When Locklyn got it, he sat at the edge of his chair and listened to everything that the man said, fully focused on the fantastical nature with which everything seemed to unfold. They engaged on every matter, analysing every detail, reading through reports, watching videos on Locklyn’s tablet and listening to audios. They unpacked the situation with such detail that the aid thought, “Another four hours of my life, gone”.

Peridot City, Jewelica

Captain Laona was in charge of the Oan invasion. He employed a tactic that was used long ago to take islands in the Pacific. The Oan soldiers struck and took a small piece of the island from which they would continue their advance. That part was accomplished. The second part was to secure the “beachhead” from which the Oan attack would project.

Most streets except for two were blocked off with bags of sand and cement that rose 3 metres high. barbed wire was spread our in front of it. eight soldiers were asigned to monitor and guard, exchanging duties with a second team of eight every six hours. They had two machine guns with which to defend against infantry combatants. And a howizter to strike at enemy armour. There were twelve such points.

Only two roads allowed entry into and out of the zone that had been taken over the demarcated by the Captain. There were two armoured cars and one tank at each entrance and two self propelled howitzers.

The Oan command took over one of the hotels in the area. Which (thankfully) was largely vacant. The other armoured assault vehicles were stored in the underground parking. were stored in the underground parking.

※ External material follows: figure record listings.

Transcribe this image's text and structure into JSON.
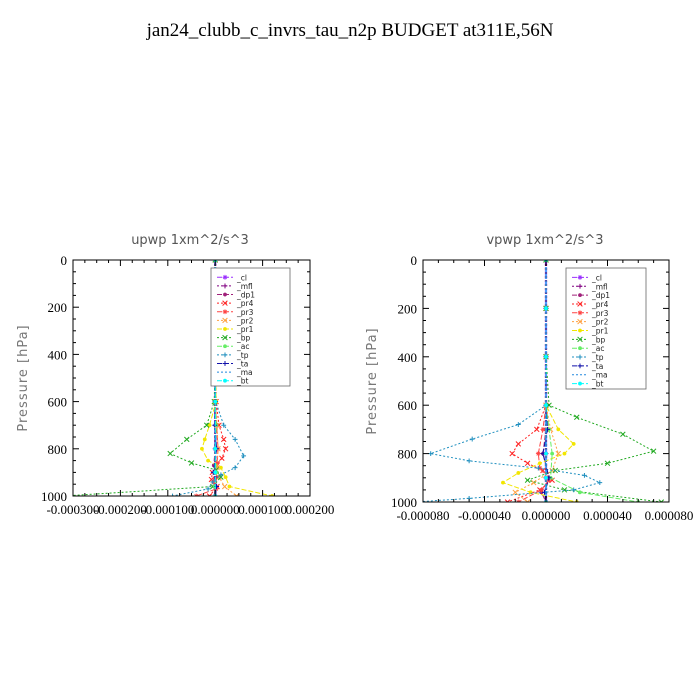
{
  "figure_title": "jan24_clubb_c_invrs_tau_n2p  BUDGET at311E,56N",
  "chart_data": [
    {
      "type": "line",
      "title": "upwp   1xm^2/s^3",
      "ylabel": "Pressure [hPa]",
      "xlabel": "",
      "xlim": [
        -0.0003,
        0.0002
      ],
      "ylim": [
        1000,
        0
      ],
      "y_reversed": true,
      "xtick_labels": [
        "-0.000300",
        "-0.000200",
        "-0.000100",
        "0.000000",
        "0.000100",
        "0.000200"
      ],
      "xtick_values": [
        -0.0003,
        -0.0002,
        -0.0001,
        0.0,
        0.0001,
        0.0002
      ],
      "ytick_labels": [
        "0",
        "200",
        "400",
        "600",
        "800",
        "1000"
      ],
      "ytick_values": [
        0,
        200,
        400,
        600,
        800,
        1000
      ],
      "legend_position": "top-right",
      "series": [
        {
          "name": "_cl",
          "color": "#9b30ff",
          "x": [
            0,
            0,
            0,
            0,
            0,
            0,
            0
          ],
          "y": [
            0,
            200,
            400,
            600,
            800,
            900,
            1000
          ]
        },
        {
          "name": "_mfl",
          "color": "#800080",
          "x": [
            0,
            0,
            0,
            0,
            0,
            0,
            0
          ],
          "y": [
            0,
            200,
            400,
            600,
            800,
            900,
            1000
          ]
        },
        {
          "name": "_dp1",
          "color": "#a0207a",
          "x": [
            0,
            0,
            0,
            0,
            0,
            0,
            -3e-06,
            4e-06,
            -2e-06,
            0
          ],
          "y": [
            0,
            200,
            400,
            600,
            700,
            800,
            870,
            920,
            960,
            1000
          ]
        },
        {
          "name": "_pr4",
          "color": "#ff2020",
          "x": [
            0,
            0,
            0,
            2e-06,
            8e-06,
            1.8e-05,
            2.2e-05,
            1.4e-05,
            4e-06,
            -6e-06,
            -8e-06,
            4e-06,
            -1.2e-05
          ],
          "y": [
            0,
            200,
            400,
            600,
            700,
            760,
            800,
            840,
            870,
            900,
            930,
            960,
            1000
          ]
        },
        {
          "name": "_pr3",
          "color": "#ff4444",
          "x": [
            0,
            0,
            0,
            0,
            3e-06,
            6e-06,
            4e-06,
            -2e-06,
            -4e-06,
            2e-06,
            -4e-05
          ],
          "y": [
            0,
            200,
            400,
            600,
            700,
            800,
            860,
            900,
            940,
            970,
            1000
          ]
        },
        {
          "name": "_pr2",
          "color": "#ffa040",
          "x": [
            0,
            0,
            0,
            0,
            4e-06,
            6e-06,
            4e-06,
            8e-06,
            2e-05,
            4.5e-05
          ],
          "y": [
            0,
            200,
            400,
            600,
            700,
            800,
            880,
            920,
            960,
            1000
          ]
        },
        {
          "name": "_pr1",
          "color": "#f2e600",
          "x": [
            0,
            0,
            0,
            2e-06,
            -1.2e-05,
            -2.2e-05,
            -2.8e-05,
            -1.5e-05,
            1.2e-05,
            2.2e-05,
            3e-05,
            0.00012
          ],
          "y": [
            0,
            200,
            400,
            600,
            700,
            760,
            800,
            850,
            880,
            920,
            960,
            1000
          ]
        },
        {
          "name": "_bp",
          "color": "#22aa22",
          "x": [
            0,
            0,
            0,
            -2e-06,
            -1.8e-05,
            -6e-05,
            -9.5e-05,
            -5e-05,
            2e-06,
            1.2e-05,
            -5e-06,
            -0.00032
          ],
          "y": [
            0,
            200,
            400,
            600,
            700,
            760,
            820,
            860,
            890,
            920,
            960,
            1000
          ]
        },
        {
          "name": "_ac",
          "color": "#66ee66",
          "x": [
            0,
            0,
            0,
            0,
            2e-06,
            0,
            2e-06,
            -1e-06,
            0
          ],
          "y": [
            0,
            200,
            400,
            600,
            700,
            800,
            900,
            960,
            1000
          ]
        },
        {
          "name": "_tp",
          "color": "#1f8fbf",
          "x": [
            0,
            0,
            0,
            1e-06,
            1.8e-05,
            4.2e-05,
            6e-05,
            4.2e-05,
            1.2e-05,
            -5e-06,
            -1.5e-05,
            -9e-05
          ],
          "y": [
            0,
            200,
            400,
            600,
            700,
            760,
            830,
            880,
            910,
            940,
            970,
            1000
          ]
        },
        {
          "name": "_ta",
          "color": "#1010aa",
          "x": [
            0,
            0,
            0,
            0,
            -1e-06,
            3e-06,
            -4e-06,
            3e-06,
            0
          ],
          "y": [
            0,
            200,
            400,
            600,
            700,
            800,
            900,
            960,
            1000
          ]
        },
        {
          "name": "_ma",
          "color": "#2288dd",
          "x": [
            0,
            0,
            0,
            0,
            0,
            0,
            0
          ],
          "y": [
            0,
            200,
            400,
            600,
            800,
            900,
            1000
          ]
        },
        {
          "name": "_bt",
          "color": "#00ffff",
          "x": [
            0,
            0,
            0,
            0,
            0,
            0,
            0
          ],
          "y": [
            0,
            200,
            400,
            600,
            800,
            900,
            1000
          ]
        }
      ]
    },
    {
      "type": "line",
      "title": "vpwp   1xm^2/s^3",
      "ylabel": "Pressure [hPa]",
      "xlabel": "",
      "xlim": [
        -8e-05,
        8e-05
      ],
      "ylim": [
        1000,
        0
      ],
      "y_reversed": true,
      "xtick_labels": [
        "-0.000080",
        "-0.000040",
        "0.000000",
        "0.000040",
        "0.000080"
      ],
      "xtick_values": [
        -8e-05,
        -4e-05,
        0.0,
        4e-05,
        8e-05
      ],
      "ytick_labels": [
        "0",
        "200",
        "400",
        "600",
        "800",
        "1000"
      ],
      "ytick_values": [
        0,
        200,
        400,
        600,
        800,
        1000
      ],
      "legend_position": "top-right",
      "series": [
        {
          "name": "_cl",
          "color": "#9b30ff",
          "x": [
            0,
            0,
            0,
            0,
            0,
            0,
            0
          ],
          "y": [
            0,
            200,
            400,
            600,
            800,
            900,
            1000
          ]
        },
        {
          "name": "_mfl",
          "color": "#800080",
          "x": [
            0,
            0,
            0,
            0,
            0,
            0,
            0
          ],
          "y": [
            0,
            200,
            400,
            600,
            800,
            900,
            1000
          ]
        },
        {
          "name": "_dp1",
          "color": "#a0207a",
          "x": [
            0,
            0,
            0,
            0,
            0,
            -2e-06,
            2e-06,
            -3e-06,
            0
          ],
          "y": [
            0,
            200,
            400,
            600,
            700,
            800,
            900,
            960,
            1000
          ]
        },
        {
          "name": "_pr4",
          "color": "#ff2020",
          "x": [
            0,
            0,
            0,
            0,
            -6e-06,
            -1.8e-05,
            -2.2e-05,
            -1.2e-05,
            -2e-06,
            4e-06,
            -4e-06,
            -2.5e-05
          ],
          "y": [
            0,
            200,
            400,
            600,
            700,
            760,
            800,
            840,
            870,
            910,
            950,
            1000
          ]
        },
        {
          "name": "_pr3",
          "color": "#ff4444",
          "x": [
            0,
            0,
            0,
            0,
            -2e-06,
            -5e-06,
            -4e-06,
            2e-06,
            -3e-06,
            -1.8e-05
          ],
          "y": [
            0,
            200,
            400,
            600,
            700,
            800,
            860,
            910,
            950,
            1000
          ]
        },
        {
          "name": "_pr2",
          "color": "#ffa040",
          "x": [
            0,
            0,
            0,
            0,
            3e-06,
            8e-06,
            4e-06,
            -8e-06,
            -2e-05,
            -1.2e-05
          ],
          "y": [
            0,
            200,
            400,
            600,
            700,
            800,
            870,
            920,
            960,
            1000
          ]
        },
        {
          "name": "_pr1",
          "color": "#f2e600",
          "x": [
            0,
            0,
            0,
            0,
            8e-06,
            1.8e-05,
            1.2e-05,
            -4e-06,
            -1.8e-05,
            -2.8e-05,
            -1e-05,
            2e-05
          ],
          "y": [
            0,
            200,
            400,
            600,
            700,
            760,
            800,
            840,
            880,
            920,
            960,
            1000
          ]
        },
        {
          "name": "_bp",
          "color": "#22aa22",
          "x": [
            0,
            0,
            0,
            2e-06,
            2e-05,
            5e-05,
            7e-05,
            4e-05,
            6e-06,
            -1.2e-05,
            1.2e-05,
            7.5e-05
          ],
          "y": [
            0,
            200,
            400,
            600,
            650,
            720,
            790,
            840,
            870,
            910,
            950,
            1000
          ]
        },
        {
          "name": "_ac",
          "color": "#66ee66",
          "x": [
            0,
            0,
            0,
            0,
            2e-06,
            4e-06,
            3e-06,
            2.2e-05,
            6e-05
          ],
          "y": [
            0,
            200,
            400,
            600,
            700,
            800,
            900,
            960,
            1000
          ]
        },
        {
          "name": "_tp",
          "color": "#1f8fbf",
          "x": [
            0,
            0,
            0,
            0,
            -1.8e-05,
            -4.8e-05,
            -7.5e-05,
            -5e-05,
            -5e-06,
            2.5e-05,
            3.5e-05,
            1.8e-05,
            -5e-05,
            -8.5e-05
          ],
          "y": [
            0,
            200,
            400,
            600,
            680,
            740,
            800,
            830,
            860,
            890,
            920,
            950,
            985,
            1000
          ]
        },
        {
          "name": "_ta",
          "color": "#1010aa",
          "x": [
            0,
            0,
            0,
            0,
            1e-06,
            -2e-06,
            2e-06,
            -1e-06,
            0
          ],
          "y": [
            0,
            200,
            400,
            600,
            700,
            800,
            900,
            960,
            1000
          ]
        },
        {
          "name": "_ma",
          "color": "#2288dd",
          "x": [
            0,
            0,
            0,
            0,
            0,
            0,
            0
          ],
          "y": [
            0,
            200,
            400,
            600,
            800,
            900,
            1000
          ]
        },
        {
          "name": "_bt",
          "color": "#00ffff",
          "x": [
            0,
            0,
            0,
            0,
            0,
            0,
            0
          ],
          "y": [
            0,
            200,
            400,
            600,
            800,
            900,
            1000
          ]
        }
      ]
    }
  ]
}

The troops celebrated their small success in the dining hall of the hotel.

The Captain gave his rough around the edges, but to the point speech: “We have a small victory today! We took the square! This is a war, men! No time for grandmas and sissies! We have work! Let’s eat and be merry, for tomorrow, we war!” A loud “Yeah!” rose from the ecstatic soldiers.

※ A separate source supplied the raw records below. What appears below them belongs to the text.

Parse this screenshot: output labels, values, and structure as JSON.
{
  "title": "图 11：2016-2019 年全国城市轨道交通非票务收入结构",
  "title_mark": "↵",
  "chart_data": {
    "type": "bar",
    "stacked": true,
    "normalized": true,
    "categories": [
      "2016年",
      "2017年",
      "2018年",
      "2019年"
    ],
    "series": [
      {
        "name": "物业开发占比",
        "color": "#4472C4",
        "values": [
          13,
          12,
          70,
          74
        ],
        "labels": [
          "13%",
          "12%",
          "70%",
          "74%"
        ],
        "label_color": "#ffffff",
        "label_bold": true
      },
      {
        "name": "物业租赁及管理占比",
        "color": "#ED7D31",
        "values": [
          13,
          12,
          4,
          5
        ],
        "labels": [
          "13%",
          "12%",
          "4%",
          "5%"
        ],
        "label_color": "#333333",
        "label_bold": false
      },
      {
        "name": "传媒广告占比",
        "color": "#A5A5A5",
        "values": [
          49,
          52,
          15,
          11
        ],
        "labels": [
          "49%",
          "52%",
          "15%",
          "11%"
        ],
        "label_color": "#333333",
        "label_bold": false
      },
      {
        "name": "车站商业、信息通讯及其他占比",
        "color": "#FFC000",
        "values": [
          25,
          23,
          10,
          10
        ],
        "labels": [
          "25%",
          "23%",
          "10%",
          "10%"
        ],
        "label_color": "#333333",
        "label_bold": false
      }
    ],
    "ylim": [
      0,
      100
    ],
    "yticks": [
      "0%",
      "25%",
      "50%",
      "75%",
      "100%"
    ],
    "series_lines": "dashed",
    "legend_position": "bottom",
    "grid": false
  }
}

There were eight buildings in the area that had a height of 7 stories. A cargo helicopter dropped an anti air multi rocket launching system on the roof. A surface to surface missile launching system was set up on the roof, alongside it as well. Buildings on the perimetre were cleared.

Soldiers commandeered 30 4×4 pick up trucks. The roamed the streets ans patrolled the streets and kept everything clear. Shops were taken by the troops. Food, and medical supplies were shut up, guarded and distributed in small amounts, in case a siege were to occur.

Slightly more eloquent officials were appointed to explain the situation to the civilians and give out the orders of the Captain. The heavy guns and grim expressions of the towering soldiers magnified the seriousness of the soldier’s instructions and the consequences for disobeying.

The water and lights were eventually cut off. Parafin lamps, battery powered lights and gas heaters were were dropped in to help ease the transition. Luckily, the soldiers had stored thousands of litres of water in bathtubs, pots, bottles, tanks and whatever receptacle they could find, before the Gemicans closed the water. But they would have to be extremely conservative with how they used their resources.

From his lavish Presidential Suite in the hotel, the Captain surveyed the town, taking in the results of the first day. He quickly disbanded any false sense of security or victory. Only 2 days had passed. He made a call to the government of the Jewelica Free State.